This is the mail archive of the
mailing list for the GCC project.
Re: [Patch] C++ inlining heuristics changed (3.0.1)
- To: Kurt Garloff <kurt at garloff dot de>
- Subject: Re: [Patch] C++ inlining heuristics changed (3.0.1)
- From: Daniel Berlin <dan at cgsoftware dot com>
- Date: Wed, 22 Aug 2001 08:48:55 -0400
- Cc: gcc at gcc dot gnu dot org, Gerald Pfeifer <pfeifer at dbai dot tuwien dot ac dot at>
- References: <20010822141829.C8602@gum01m.etpnet.phys.tue.nl>
Kurt Garloff <email@example.com> writes:
> thanks for confiming my suspicion, Daniel, that the leaves of the inlining
> tree will get cut off inlining instead of the root by the C++ tree recursive
> inlining limit. How stupid! The least you want is to not inline the
> iterators at the end of your call chain!
Right. This is the problem with inlining top-down, as the current tree
You have to be very good at picking which functions to inline, or else
you'll hit your limit too early.
> Here's a band-aid:
> Use 3 limits:
> (a) The limit given by max-insns
> (b) Half of it for single-fn inlining
> (c) A quarter of it for recursive stuff above limit
> Now, here's what g++ does after applying the patch:
> * Single functions larger than (b) do not get inlined
> * Once we exceed (a) through recursive inlining, only
> single functions smaller the (c) will get inlined.
> This will prevent cutting the small functions at the end (the leaves) from
> being inlined if they are small enough.
> Patch against 3.0.1 for cp/optimize.c attached.
> Things for discussion:
> * One could think of aggravating the limit (c) when we're far beyond (a) on
> recursive inlining.
> * The exact numbers (a), (b), (c) are open for discussion.

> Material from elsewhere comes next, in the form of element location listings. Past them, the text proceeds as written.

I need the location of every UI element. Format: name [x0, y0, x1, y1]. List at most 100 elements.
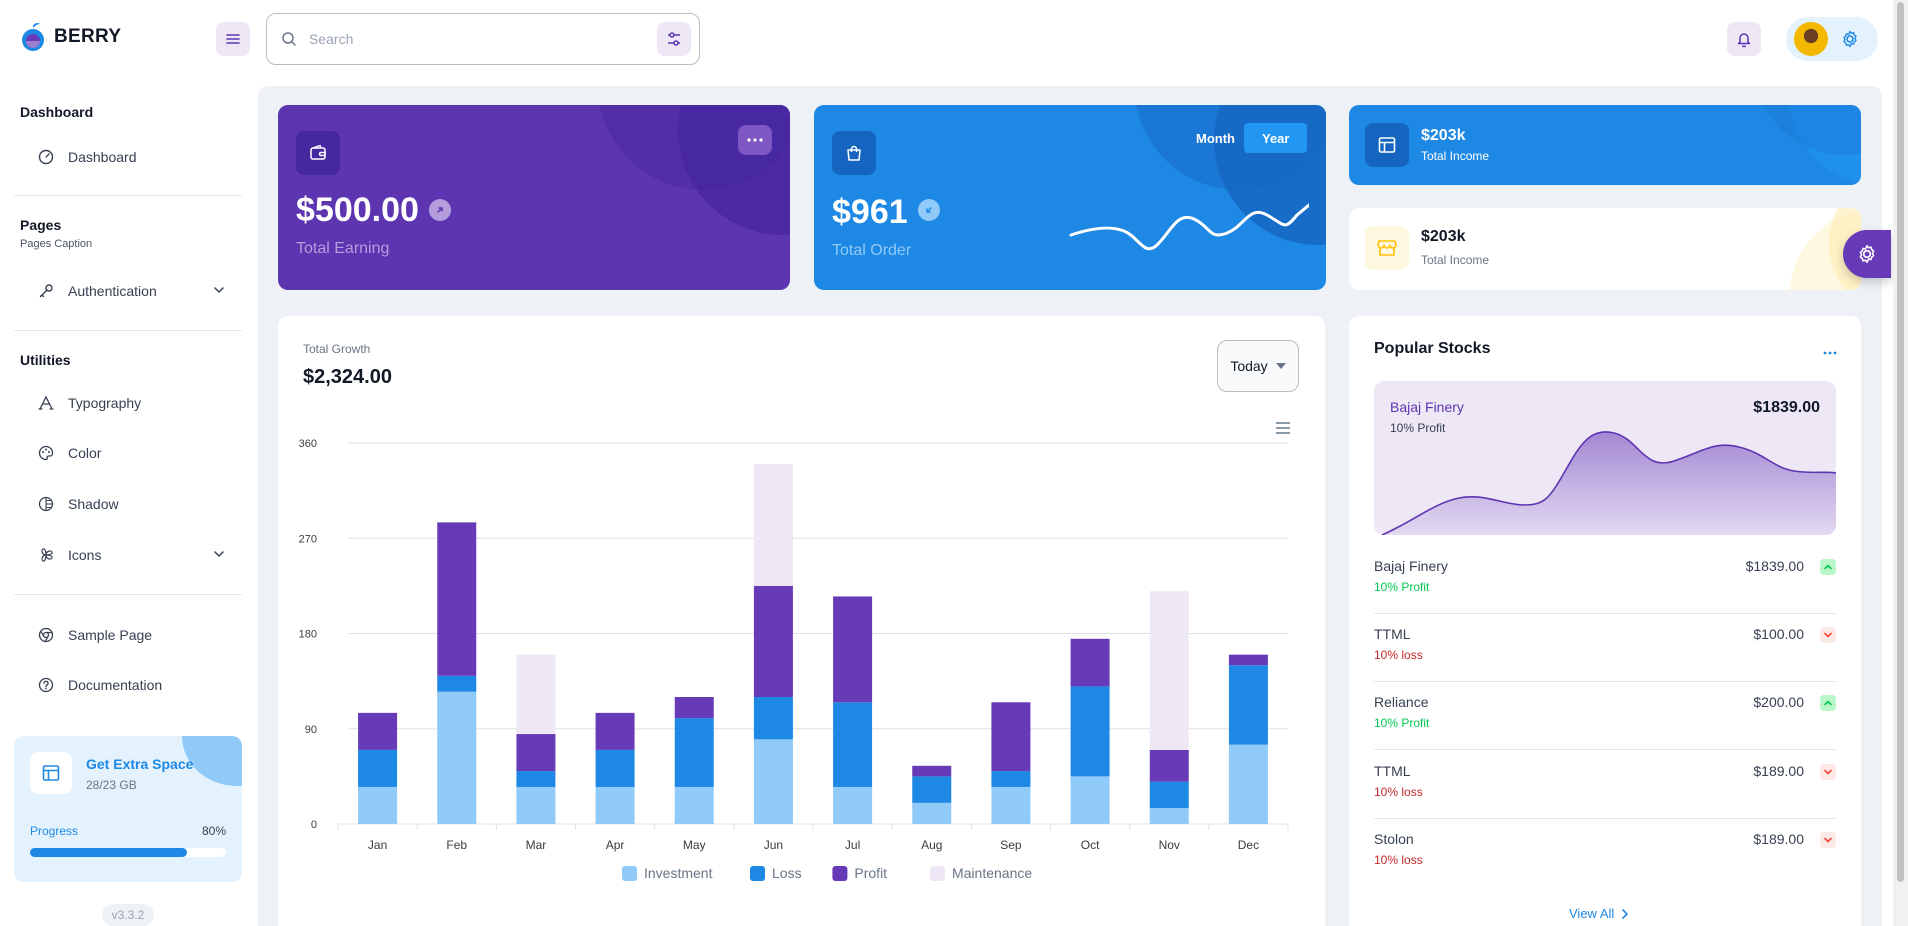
promo-subtitle: 28/23 GB	[86, 778, 137, 792]
bar-investment	[753, 739, 793, 824]
sidebar-item-authentication[interactable]: Authentication	[28, 271, 240, 311]
bar-profit	[1149, 749, 1189, 782]
period-select-value: Today	[1230, 358, 1268, 374]
stock-change: 10% Profit	[1374, 580, 1430, 594]
featured-stock-sub: 10% Profit	[1390, 421, 1446, 435]
search-icon	[282, 32, 296, 46]
arrow-up-right-icon	[429, 199, 451, 221]
notifications-button[interactable]	[1727, 22, 1761, 56]
growth-chart: 0 90 180 270 360 Jan Feb Mar Apr May Jun Jul Aug Sep O…	[299, 422, 1290, 881]
sidebar-item-dashboard[interactable]: Dashboard	[28, 137, 240, 177]
menu-toggle-button[interactable]	[216, 22, 250, 56]
legend-label: Profit	[854, 865, 887, 881]
chevron-up-icon	[1820, 559, 1836, 575]
bar-investment	[516, 786, 556, 824]
stock-value: $189.00	[1753, 831, 1804, 847]
stock-name: Bajaj Finery	[1374, 558, 1448, 574]
windmill-icon	[41, 548, 53, 562]
view-all-link[interactable]: View All	[1569, 906, 1630, 921]
earning-more-button[interactable]	[738, 125, 772, 155]
table-icon	[42, 765, 60, 781]
income-label: Total Income	[1421, 253, 1490, 267]
brand-logo[interactable]: BERRY	[20, 22, 121, 52]
table-icon	[1378, 137, 1396, 153]
bar-profit	[912, 765, 952, 777]
bar-profit	[1070, 638, 1110, 687]
stock-name: Stolon	[1374, 831, 1414, 847]
x-tick-label: Aug	[921, 838, 942, 852]
scrollbar-thumb[interactable]	[1897, 2, 1904, 882]
order-sparkline	[1069, 203, 1309, 251]
customize-button[interactable]	[1843, 230, 1891, 278]
chart-menu-icon	[1276, 422, 1290, 434]
bar-investment	[833, 786, 873, 824]
y-tick-label: 90	[305, 724, 317, 736]
stock-value: $100.00	[1753, 626, 1804, 642]
brand-chrome-icon	[38, 627, 54, 643]
stocks-more-button[interactable]	[1823, 342, 1837, 360]
page-scrollbar[interactable]	[1893, 0, 1908, 926]
progress-label: Progress	[30, 824, 79, 838]
sidebar-item-sample-page[interactable]: Sample Page	[28, 615, 240, 655]
promo-title[interactable]: Get Extra Space	[86, 756, 194, 772]
x-tick-label: Oct	[1081, 838, 1100, 852]
stock-value: $1839.00	[1745, 558, 1804, 574]
stock-value: $200.00	[1753, 694, 1804, 710]
wallet-icon	[310, 144, 326, 160]
list-item[interactable]: Stolon 10% loss $189.00	[1374, 819, 1836, 887]
list-item[interactable]: TTML 10% loss $189.00	[1374, 751, 1836, 819]
bar-maintenance	[753, 464, 793, 586]
bar-investment	[595, 786, 635, 824]
search-box[interactable]: Search	[266, 13, 700, 65]
toggle-month-button[interactable]: Month	[1196, 130, 1235, 146]
total-growth-card: Total Growth $2,324.00 Today 0 90 180 270 36…	[278, 316, 1325, 926]
bar-investment	[674, 786, 714, 824]
period-select[interactable]: Today	[1217, 340, 1299, 392]
total-earning-card: $500.00 Total Earning	[278, 105, 790, 290]
divider	[1374, 749, 1836, 750]
legend-swatch	[930, 866, 945, 881]
toggle-year-button[interactable]: Year	[1244, 123, 1308, 153]
sidebar-item-typography[interactable]: Typography	[28, 383, 240, 423]
sidebar-item-label: Dashboard	[68, 149, 137, 165]
bar-investment	[1228, 744, 1268, 824]
featured-stock-value: $1839.00	[1753, 399, 1820, 416]
total-order-card: Month Year $961 Total Order	[814, 105, 1326, 290]
bar-loss	[437, 675, 477, 692]
bar-profit	[516, 734, 556, 772]
chevron-up-icon	[1820, 695, 1836, 711]
decor-circle	[678, 105, 790, 235]
sidebar-item-icons[interactable]: Icons	[28, 535, 240, 575]
search-filter-button[interactable]	[657, 22, 691, 56]
legend-label: Maintenance	[952, 865, 1032, 881]
divider	[1374, 681, 1836, 682]
bar-maintenance	[1149, 591, 1189, 750]
chevron-down-icon	[214, 551, 224, 558]
bar-loss	[516, 771, 556, 787]
bar-profit	[753, 585, 793, 697]
search-input[interactable]: Search	[309, 31, 354, 47]
shopping-bag-icon	[847, 145, 861, 161]
earning-value: $500.00	[296, 191, 419, 229]
list-item[interactable]: Bajaj Finery 10% Profit $1839.00	[1374, 546, 1836, 614]
sidebar-item-shadow[interactable]: Shadow	[28, 484, 240, 524]
x-tick-label: Dec	[1238, 838, 1259, 852]
chevron-down-icon	[1820, 764, 1836, 780]
x-tick-label: Mar	[526, 838, 547, 852]
bar-loss	[833, 702, 873, 787]
bell-icon	[1737, 33, 1751, 48]
sidebar-item-color[interactable]: Color	[28, 433, 240, 473]
income-value: $203k	[1421, 228, 1466, 245]
list-item[interactable]: Reliance 10% Profit $200.00	[1374, 682, 1836, 750]
bar-loss	[358, 749, 398, 787]
arrow-down-left-icon	[918, 199, 940, 221]
featured-stock-card[interactable]: Bajaj Finery 10% Profit $1839.00	[1374, 381, 1836, 535]
profile-menu-button[interactable]	[1786, 17, 1878, 61]
decor-circle	[1754, 105, 1861, 155]
chevron-down-icon	[1820, 832, 1836, 848]
stock-change: 10% loss	[1374, 853, 1423, 867]
sidebar-item-documentation[interactable]: Documentation	[28, 665, 240, 705]
shadow-icon	[38, 496, 54, 512]
bar-loss	[1228, 665, 1268, 745]
list-item[interactable]: TTML 10% loss $100.00	[1374, 614, 1836, 682]
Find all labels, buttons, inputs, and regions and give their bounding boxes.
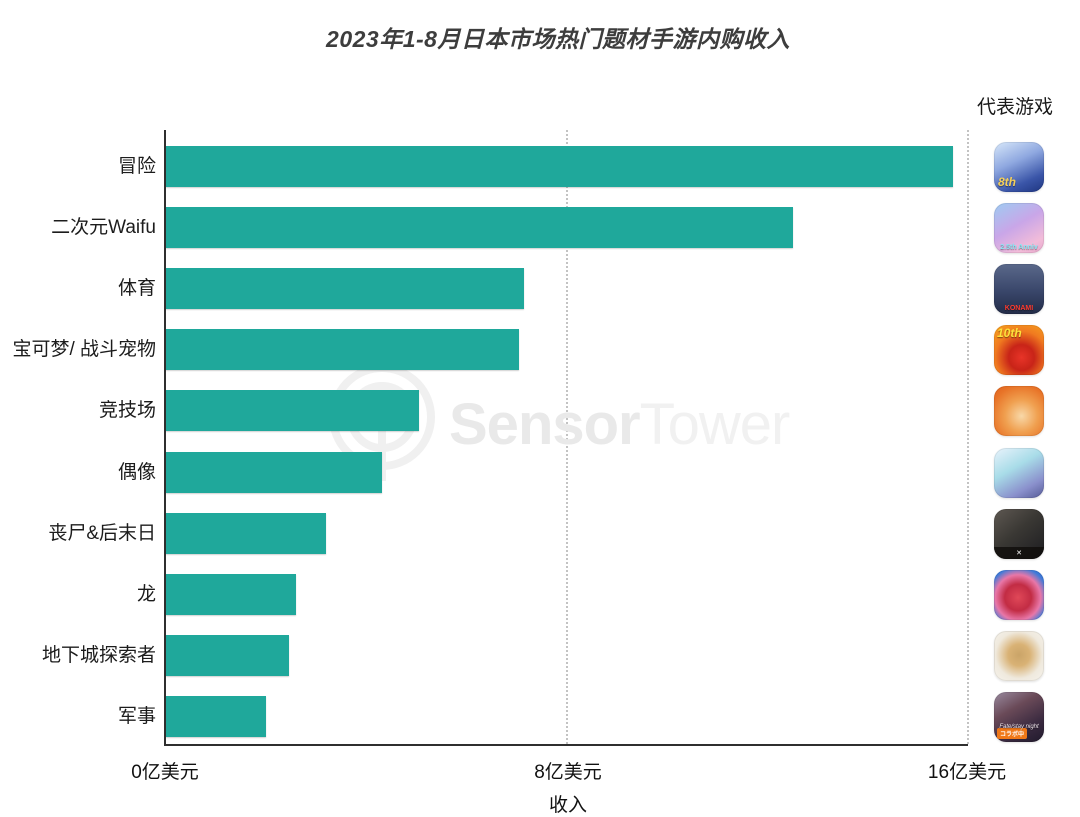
revenue-bar bbox=[166, 513, 326, 554]
x-tick-8: 8亿美元 bbox=[534, 762, 602, 783]
revenue-bar bbox=[166, 268, 524, 309]
revenue-bar bbox=[166, 390, 419, 431]
gridline-16 bbox=[967, 130, 969, 744]
x-tick-16: 16亿美元 bbox=[927, 762, 1007, 783]
category-label: 宝可梦/ 战斗宠物 bbox=[12, 339, 156, 360]
revenue-bar bbox=[166, 696, 266, 737]
category-label: 竞技场 bbox=[98, 400, 156, 421]
zombie-post-apocalypse-rep-game-icon: ✕ bbox=[994, 509, 1044, 559]
x-tick-0: 0亿美元 bbox=[131, 762, 199, 783]
revenue-bar bbox=[166, 635, 289, 676]
revenue-bar bbox=[166, 452, 382, 493]
x-axis-line bbox=[164, 744, 968, 746]
category-label: 体育 bbox=[117, 278, 156, 299]
anime-waifu-rep-game-icon: 2.5th Anniv bbox=[994, 203, 1044, 253]
sports-rep-game-icon: KONAMI bbox=[994, 264, 1044, 314]
category-label: 二次元Waifu bbox=[51, 217, 156, 238]
military-rep-game-icon: コラボ中 Fate/stay night bbox=[994, 692, 1044, 742]
icon-badge: 8th bbox=[998, 175, 1016, 189]
dragon-rep-game-icon bbox=[994, 570, 1044, 620]
icon-badge: KONAMI bbox=[1004, 305, 1034, 312]
gridline-8 bbox=[566, 130, 568, 744]
arena-rep-game-icon bbox=[994, 386, 1044, 436]
icon-badge: コラボ中 bbox=[997, 728, 1028, 739]
watermark-text-bold: Sensor bbox=[449, 392, 641, 457]
category-label: 偶像 bbox=[117, 462, 156, 483]
idol-rep-game-icon bbox=[994, 448, 1044, 498]
x-axis-title: 收入 bbox=[548, 795, 588, 816]
category-label: 军事 bbox=[117, 706, 156, 727]
icon-badge: ✕ bbox=[994, 547, 1044, 559]
revenue-bar bbox=[166, 207, 793, 248]
adventure-rep-game-icon: 8th bbox=[994, 142, 1044, 192]
revenue-bar bbox=[166, 574, 296, 615]
icon-badge: 2.5th Anniv bbox=[1000, 244, 1038, 251]
dungeon-crawler-rep-game-icon bbox=[994, 631, 1044, 681]
icon-badge: 10th bbox=[997, 326, 1022, 340]
y-axis-line bbox=[164, 130, 166, 746]
chart-title: 2023年1-8月日本市场热门题材手游内购收入 bbox=[326, 26, 790, 52]
watermark-text: SensorTower bbox=[449, 396, 790, 454]
revenue-bar bbox=[166, 329, 519, 370]
watermark-text-light: Tower bbox=[639, 392, 791, 457]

c is usually set to be the cost of the save/restore of the arguments, but that's
hard to calculate since we are dealing with trees here (it turns
out 10 insns per statement is a little low). Even then, they only
take into account the fact that arguments need code to save/restore,
*not* whether the cost to save/restore is more than the cost to inline
the function, removing the stores/loads.
After all, memory latency is what kills us a lot of the time (missing
a store in a loop or something).
So we are probably better off with something more like what you've done than trying to
artificially calculate the argument setup code *length*.
> * The reason why I want (b) smaller than (a) is that I want to improve the
> chance to cut early. (First tests indicate that this could be changed to
> 3/4 or just left out with not much effect on runtime performance.)
> * Who will implement inlining that does cut the trunk instead of the leaves?
> (which is the real solution IMHO)
Nathan already did bottom up inlining, it's on the ast optimizer
> It works amazingly well on my test program: With -finline-limit=600 I get
> more than 90% of the peak performance.
You don't need to inline a large amount of functions, or
large functions, you just need to inline the right ones.
With 10000, we are just generating tons of excess trees, that
show off how inefficient some other parts of the compiler
(particularly, garbage collection) are in terms of
compile time, and bloat the heck out of the code, destroying it's
performance (due to cache effects).
> Compile time and result statistics to follow in a subsequent mail.
> Gerald, could you test as well?
> Kurt Garloff <firstname.lastname@example.org> [Eindhoven, NL]
> Physics: Plasma simulations <K.Garloff@Phys.TUE.NL> [TU Eindhoven, NL]
> Linux: SCSI, Security <email@example.com> [SuSE Nuernberg, DE]
> (See mail header or public key servers for PGP2 and GPG public keys.)
"When I was eight, I played Little League. I was on first; I
stole third; I went straight across. Earlier that week, I
learned that the shortest distance between two points was a
direct line. I took advantage of that knowledge.